Publié le Vendredi 23 juin 2023 à 10h00.

Inégalités salariales en Suisse : l’étude patronale qui donne raison aux féministes

Le 13 juin, à la veille d’une mobilisation d’ampleur contre les inégalités salariales, l’Union patronale suisse (UPS) a publié un communiqué triomphal annonçant que 99,3 % des entreprises respectaient l’égalité salariale. Voilà pour le résultat et la propagande aux nuances soviétiques.

Problème : l’étude de l’Université de Saint-Gall, financée par l’UPS, ne dit pas cela, mais presque le contraire. Fâcheux.

En moyenne, sur la base des 463 entreprises étudiées, la différence de salaires entre hommes et femmes, lorsqu’on compare les salaires standardisés pour un plein temps (avec y compris 13e mois, primes, etc.) se situe entre 13,5 % et 20,7 % selon les régions. Ces résultats sont proches de ceux publiés par l’Office fédéral de la statistique-OFS (19,5 % en 2020 au niveau national dans le secteur privé), que le patronat ne cesse pourtant de vilipender. Surtout si l’on a en tête que, dans le cas de l’UPS, l’écart est mesuré au sein de chaque entreprise alors que, dans le cas de l’OFS, cette mesure est faite au sein de l’économie dans son ensemble, avec toutes les différences que cela implique. Conclusion : les données sur lesquelles les femmes se basent depuis des décennies pour dénoncer les discriminations salariales sont pertinentes. Merci patrons !

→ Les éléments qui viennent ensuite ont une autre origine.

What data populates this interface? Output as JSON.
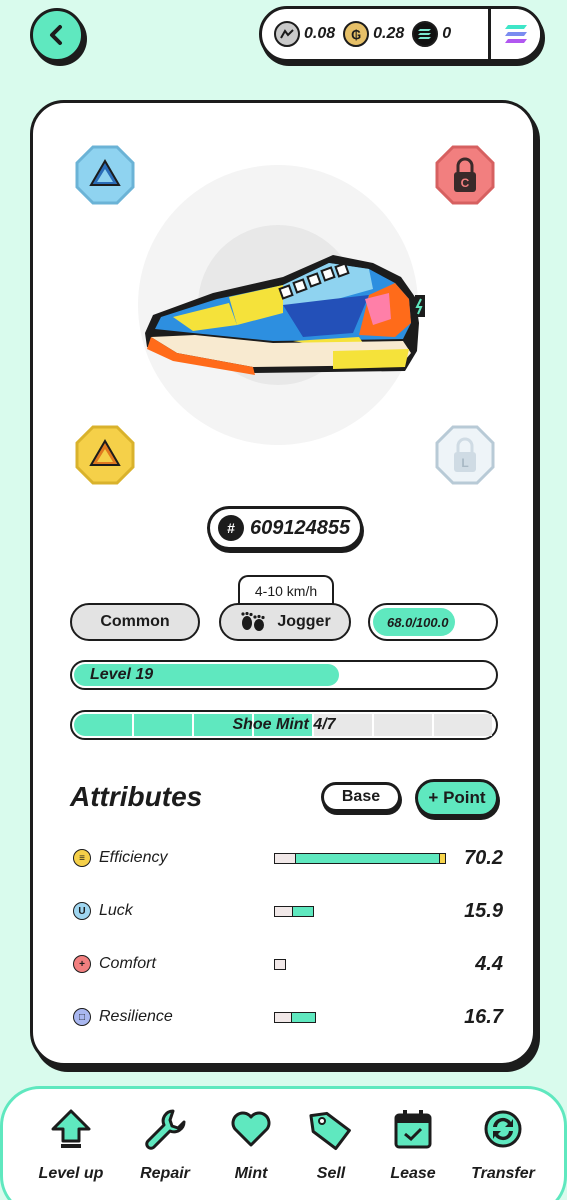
{
  "header": {
    "back_icon": "chevron-left-icon",
    "balances": [
      {
        "name": "GST",
        "icon": "gst-coin-icon",
        "value": "0.08"
      },
      {
        "name": "GMT",
        "icon": "gmt-coin-icon",
        "value": "0.28"
      },
      {
        "name": "SOL",
        "icon": "sol-coin-icon",
        "value": "0"
      }
    ],
    "wallet_icon": "solana-wallet-icon"
  },
  "sneaker": {
    "id": "609124855",
    "speed_range": "4-10 km/h",
    "rarity": "Common",
    "type": "Jogger",
    "durability_text": "68.0/100.0",
    "durability_fraction": 0.68,
    "level_text": "Level 19",
    "level_fraction": 0.63,
    "mint_text": "Shoe Mint 4/7",
    "mint_count": 4,
    "mint_total": 7,
    "gem_slots": [
      {
        "position": "top-left",
        "color": "#8fd3f0",
        "state": "unlocked"
      },
      {
        "position": "top-right",
        "color": "#f27f7f",
        "state": "locked",
        "letter": "C"
      },
      {
        "position": "bottom-left",
        "color": "#f5d049",
        "state": "unlocked"
      },
      {
        "position": "bottom-right",
        "color": "#d8e6ef",
        "state": "locked",
        "letter": "L"
      }
    ]
  },
  "attributes": {
    "title": "Attributes",
    "base_label": "Base",
    "point_label": "+ Point",
    "items": [
      {
        "name": "Efficiency",
        "value": "70.2",
        "icon": "efficiency-icon",
        "icon_color": "#f5d049",
        "glyph": "≡",
        "base_fraction": 0.12,
        "total_fraction": 0.95,
        "maxed": true
      },
      {
        "name": "Luck",
        "value": "15.9",
        "icon": "luck-icon",
        "icon_color": "#9fd6f0",
        "glyph": "U",
        "base_fraction": 0.45,
        "total_fraction": 1.0,
        "maxed": false
      },
      {
        "name": "Comfort",
        "value": "4.4",
        "icon": "comfort-icon",
        "icon_color": "#f27f7f",
        "glyph": "+",
        "base_fraction": 1.0,
        "total_fraction": 1.0,
        "maxed": false
      },
      {
        "name": "Resilience",
        "value": "16.7",
        "icon": "resilience-icon",
        "icon_color": "#a9b7f0",
        "glyph": "□",
        "base_fraction": 0.4,
        "total_fraction": 1.0,
        "maxed": false
      }
    ]
  },
  "nav": [
    {
      "label": "Level up",
      "icon": "level-up-icon"
    },
    {
      "label": "Repair",
      "icon": "wrench-icon"
    },
    {
      "label": "Mint",
      "icon": "heart-icon"
    },
    {
      "label": "Sell",
      "icon": "tag-icon"
    },
    {
      "label": "Lease",
      "icon": "calendar-icon"
    },
    {
      "label": "Transfer",
      "icon": "transfer-icon"
    }
  ]
}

Des différences « inexpliquées » ?

En moyenne, toujours selon les auteurs de cette étude, la différence salariale « inexpliquée » serait de 3,3 %. Pas de 0 %, comme le laisse entendre le score soviétique affiché, mais de 3,3 %. Pour que l’on comprenne ce chiffre : si, chez un grand distributeur, les postes de cadre, mieux payés, sont nettement plus souvent occupés par des hommes que par des femmes, la différence salariale qui en découle est « expliquée »… et n’entre pas dans ces 3,3 %. Et si ces mêmes grands distributeurs sous-traitent le nettoyage à des entreprises spécialisées, employant principalement des femmes avec des salaires très bas, ces femmes n’entrent pas dans la comparaison et dans le 3,3 %…

3,3 % : c’est ce qui reste quand on a éliminé toutes les principales causes de discriminations salariales, comme les branches et les professions à bas salaires ou le plafond de verre. C’est donc énorme ! Pour mémoire, l’écart salarial « non expliqué » se monte selon l’OFS à 8,8 % dans le secteur privé, à l’échelle de l’ensemble de l’économie. Le score patronal est dès lors tout sauf un démenti. Merci patrons !

« Seuil de tolérance » ?

Le score soviétique de 99 % d’entreprises prétendument conformes à l’égalité salariale n’est atteint que grâce au « seuil de tolérance » de 5 % prévu par pour les analyses salariales. Mais ce seuil n’a pas de base statistique : les analyses intègrent déjà les intervalles de confiance tenant compte des incertitudes dans les données. Il n’a pas de fondement légal non plus : la Constitution, pas plus que la loi sur l’égalité ne disent qu’une inégalité salariale de 5 % est acceptable. C’est une pure concession faite au patronat. En 2022, le Bureau vaudois de l’égalité a publié une étude sur cette question. Basée sur les données de l’enquête suisse sur la structure des salaires (ESS), récoltées auprès de quelque 35 000 entreprises (à comparer aux 463 de l’UPS), cette étude montre qu’avec un seuil de tolérance de 5 %, 19 % des entreprises ont un résultat non conforme à l’égalité salariale, alors que cette proportion passe à 50 % avec un seuil de tolérance de zéro. L’étude commanditée par l’UPS confirme ces résultats : le seuil de tolérance ne sert qu’à dissimuler l’ampleur des discriminations salariales. Merci patrons !

En résumé, l’étude financée (bon investissement !) par l’Union patronale suisse (UPS) montre : 1) que les inégalités salariales sont bien de l’ampleur dénoncée par les féministes et les syndicats ; 2) que la méthode actuelle de contrôle des salaires, avec son seuil de tolérance de 5 % et quasiment aucune obligation, est totalement inefficace pour faire avancer la cause de l’égalité salariale.